Le site d’information Rouydad24 rapporte que la mise en œuvre du plan « Daroyar » et la suppression du taux de change préférentiel de 42 000 rials ont entraîné une hausse moyenne de 70 % du coût des médicaments, du matériel médical et des services de santé.
Dans un article publié lundi 10 novembre, Rouydad24 indique que le plan Daroyar, censé compenser la hausse des prix des médicaments par le biais des remboursements d’assurance, n’a pas atteint son objectif principal, laissant ainsi le fardeau financier directement sur la population.
Le média ajoute : « En pratique, la hausse du taux de change et le manque de liquidités des importateurs de produits pharmaceutiques et médicaux, conjugués à l’inflation générale et à l’augmentation des coûts d’emballage, de transport et d’énergie, empêchent les centres médicaux de satisfaire leurs besoins de manière constante, contraignant les patients à acheter médicaments et fournitures médicales directement sur le marché noir.»
Selon le rapport, cette flambée des prix des médicaments s’explique par trois facteurs clés, chacun contribuant de manière décisive au désordre qui règne sur le marché pharmaceutique iranien.
Premièrement, l’échec du plan Daroyar a contraint les citoyens à supporter la différence de prix, celle-ci n’étant plus prise en charge par l’assurance.
Deuxièmement, les déséquilibres financiers au sein de l’Organisation de la sécurité sociale et des compagnies d’assurance, conjugués à des tarifs de service fixes, ont empêché une véritable compensation des coûts.
Troisièmement, les réseaux de spéculation et la mafia pharmaceutique, par le biais de l’accaparement et de la vente au marché noir, ont maintenu les prix artificiellement élevés.

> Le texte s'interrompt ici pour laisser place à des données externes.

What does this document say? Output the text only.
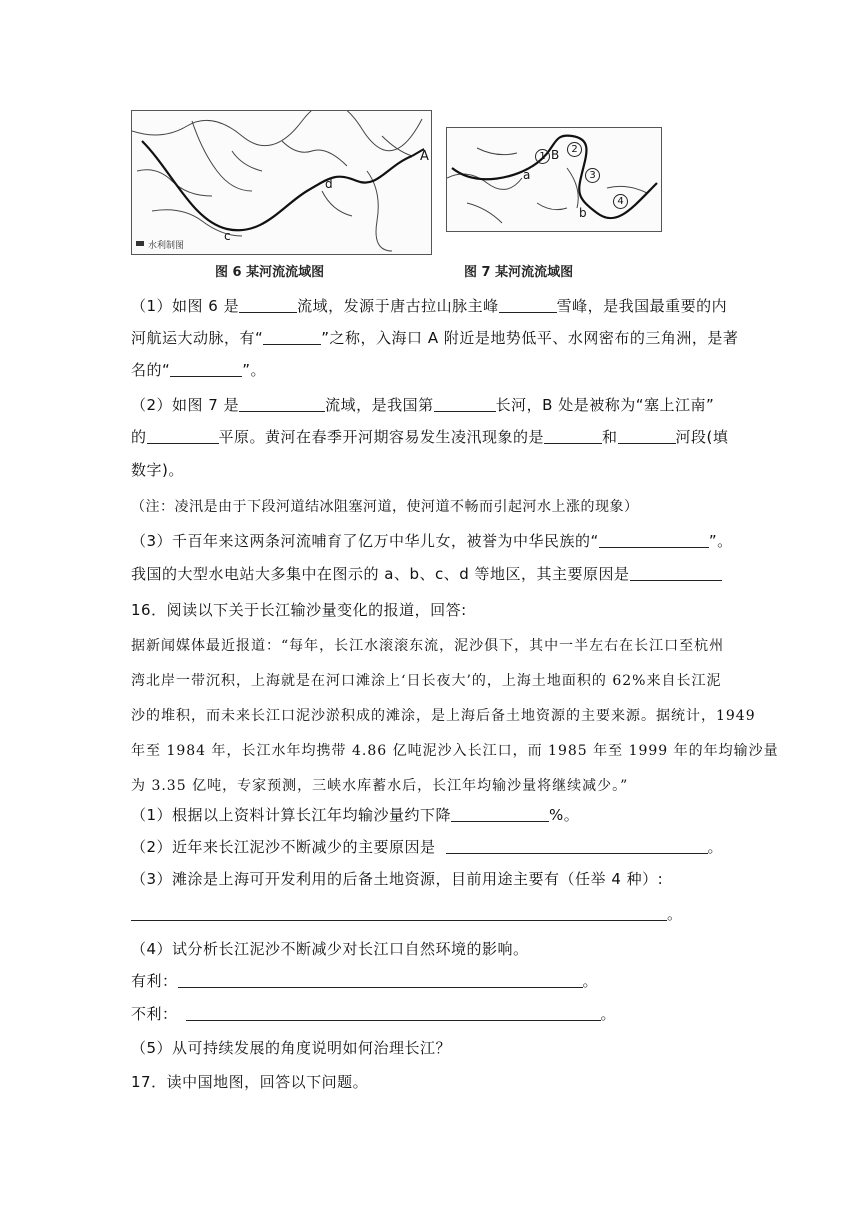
A
c
d
水利制图
图 6 某河流流域图
1
2
3
4
B
a
b
图 7 某河流流域图
（1）如图 6 是	流域，发源于唐古拉山脉主峰	雪峰，是我国最重要的内
河航运大动脉，有“	”之称，入海口 A 附近是地势低平、水网密布的三角洲，是著
名的“	”。
（2）如图 7 是	流域，是我国第	长河，B 处是被称为“塞上江南”
的	平原。黄河在春季开河期容易发生凌汛现象的是	和	河段(填
数字)。
（注：凌汛是由于下段河道结冰阻塞河道，使河道不畅而引起河水上涨的现象）
（3）千百年来这两条河流哺育了亿万中华儿女，被誉为中华民族的“	”。
我国的大型水电站大多集中在图示的 a、b、c、d 等地区，其主要原因是
16．阅读以下关于长江输沙量变化的报道，回答:
据新闻媒体最近报道：“每年，长江水滚滚东流，泥沙俱下，其中一半左右在长江口至杭州
湾北岸一带沉积，上海就是在河口滩涂上‘日长夜大’的，上海土地面积的 62%来自长江泥
沙的堆积，而未来长江口泥沙淤积成的滩涂，是上海后备土地资源的主要来源。据统计，1949
年至 1984 年，长江水年均携带 4.86 亿吨泥沙入长江口，而 1985 年至 1999 年的年均输沙量
为 3.35 亿吨，专家预测，三峡水库蓄水后，长江年均输沙量将继续减少。”
（1）根据以上资料计算长江年均输沙量约下降	%。
（2）近年来长江泥沙不断减少的主要原因是	。
（3）滩涂是上海可开发利用的后备土地资源，目前用途主要有（任举 4 种）:
。
（4）试分析长江泥沙不断减少对长江口自然环境的影响。
有利：	。
不利：	。
（5）从可持续发展的角度说明如何治理长江？
17．读中国地图，回答以下问题。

Le journal d’État Khorasan a également abordé la crise de la hausse des prix des médicaments le 10 novembre, écrivant : « Certaines entreprises, grâce à leurs monopoles sur l’importation et la distribution, maintiennent les prix artificiellement élevés.»
Ce n’est pas la première fois que des hausses de prix des médicaments sont signalées en Iran.

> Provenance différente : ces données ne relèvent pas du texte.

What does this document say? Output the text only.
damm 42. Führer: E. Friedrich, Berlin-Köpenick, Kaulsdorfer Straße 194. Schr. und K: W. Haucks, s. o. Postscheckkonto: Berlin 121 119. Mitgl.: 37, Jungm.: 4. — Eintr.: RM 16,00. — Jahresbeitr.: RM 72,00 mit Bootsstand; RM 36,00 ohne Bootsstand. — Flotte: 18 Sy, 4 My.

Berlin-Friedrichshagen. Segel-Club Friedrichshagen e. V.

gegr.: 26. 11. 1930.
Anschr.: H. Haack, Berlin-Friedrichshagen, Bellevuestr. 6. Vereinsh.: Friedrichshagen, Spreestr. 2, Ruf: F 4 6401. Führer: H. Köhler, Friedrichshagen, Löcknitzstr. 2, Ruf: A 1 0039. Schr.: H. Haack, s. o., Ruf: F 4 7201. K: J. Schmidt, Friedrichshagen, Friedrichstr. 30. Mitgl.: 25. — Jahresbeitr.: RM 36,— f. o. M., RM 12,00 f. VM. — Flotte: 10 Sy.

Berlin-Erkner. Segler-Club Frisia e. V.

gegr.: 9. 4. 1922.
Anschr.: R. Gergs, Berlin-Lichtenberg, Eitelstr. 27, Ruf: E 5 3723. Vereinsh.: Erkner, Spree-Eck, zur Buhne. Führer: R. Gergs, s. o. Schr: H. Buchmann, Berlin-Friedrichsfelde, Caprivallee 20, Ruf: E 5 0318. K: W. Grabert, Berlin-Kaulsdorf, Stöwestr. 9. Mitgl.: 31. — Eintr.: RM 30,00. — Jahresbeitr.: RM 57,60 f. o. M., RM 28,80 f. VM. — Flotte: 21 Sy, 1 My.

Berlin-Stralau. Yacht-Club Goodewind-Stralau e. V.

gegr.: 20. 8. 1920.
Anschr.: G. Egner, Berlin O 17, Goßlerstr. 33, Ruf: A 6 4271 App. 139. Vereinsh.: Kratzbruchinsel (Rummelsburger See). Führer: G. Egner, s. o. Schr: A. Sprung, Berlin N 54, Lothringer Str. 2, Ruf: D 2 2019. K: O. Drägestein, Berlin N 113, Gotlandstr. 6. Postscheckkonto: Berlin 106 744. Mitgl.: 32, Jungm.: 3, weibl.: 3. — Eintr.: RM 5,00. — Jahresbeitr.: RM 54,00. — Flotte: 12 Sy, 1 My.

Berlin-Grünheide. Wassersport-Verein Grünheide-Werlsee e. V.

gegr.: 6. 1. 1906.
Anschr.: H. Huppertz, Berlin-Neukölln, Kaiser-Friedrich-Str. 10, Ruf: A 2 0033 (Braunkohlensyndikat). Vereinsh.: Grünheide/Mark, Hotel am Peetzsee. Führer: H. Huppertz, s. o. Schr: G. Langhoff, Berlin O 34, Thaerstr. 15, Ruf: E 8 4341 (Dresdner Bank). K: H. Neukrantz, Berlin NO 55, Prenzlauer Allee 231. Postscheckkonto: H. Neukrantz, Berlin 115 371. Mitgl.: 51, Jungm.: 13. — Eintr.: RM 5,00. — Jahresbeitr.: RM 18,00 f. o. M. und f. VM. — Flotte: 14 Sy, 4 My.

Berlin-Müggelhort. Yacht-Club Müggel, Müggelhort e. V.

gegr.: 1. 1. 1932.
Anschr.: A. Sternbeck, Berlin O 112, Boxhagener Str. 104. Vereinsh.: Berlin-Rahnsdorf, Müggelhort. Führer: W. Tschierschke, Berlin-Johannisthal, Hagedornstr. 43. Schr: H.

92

Auparavant, suite à l’activation du mécanisme de « snapback » et au rétablissement des sanctions de l’ONU, les prix des médicaments en Iran, des médicaments spécialisés aux comprimés et sirops contre le rhume de base, ont été multipliés par plusieurs fois, obligeant les citoyens à fréquenter plusieurs pharmacies pour trouver ce dont ils avaient besoin.
Après l’expiration du délai de 30 jours fixé par la résolution de rétablissement automatique des sanctions du Conseil de sécurité de l’ONU, toutes les sanctions précédemment imposées au régime iranien ont été réimposées le 28 septembre, et leurs effets se sont rapidement fait sentir dans l’ensemble de l’économie iranienne.
Le 4 octobre, la Commission parlementaire de la santé a mis en garde contre de potentielles « catastrophes humanitaires » en raison des retards de la Banque centrale dans l’allocation de devises étrangères pour les importations de médicaments.
Salman Es’haghi, porte-parole de la Commission de la santé et du traitement du régime au Majlis (Parlement), a déclaré à l’époque que le retard de la Banque centrale dans la fourniture de devises étrangères pour les médicaments était dû à son « manque de compréhension de l’importance de la santé publique », ajoutant : « La Banque centrale considère ces devises comme celles allouées à l’achat de biens tels que les téléphones portables, les voitures et autres articles similaires. »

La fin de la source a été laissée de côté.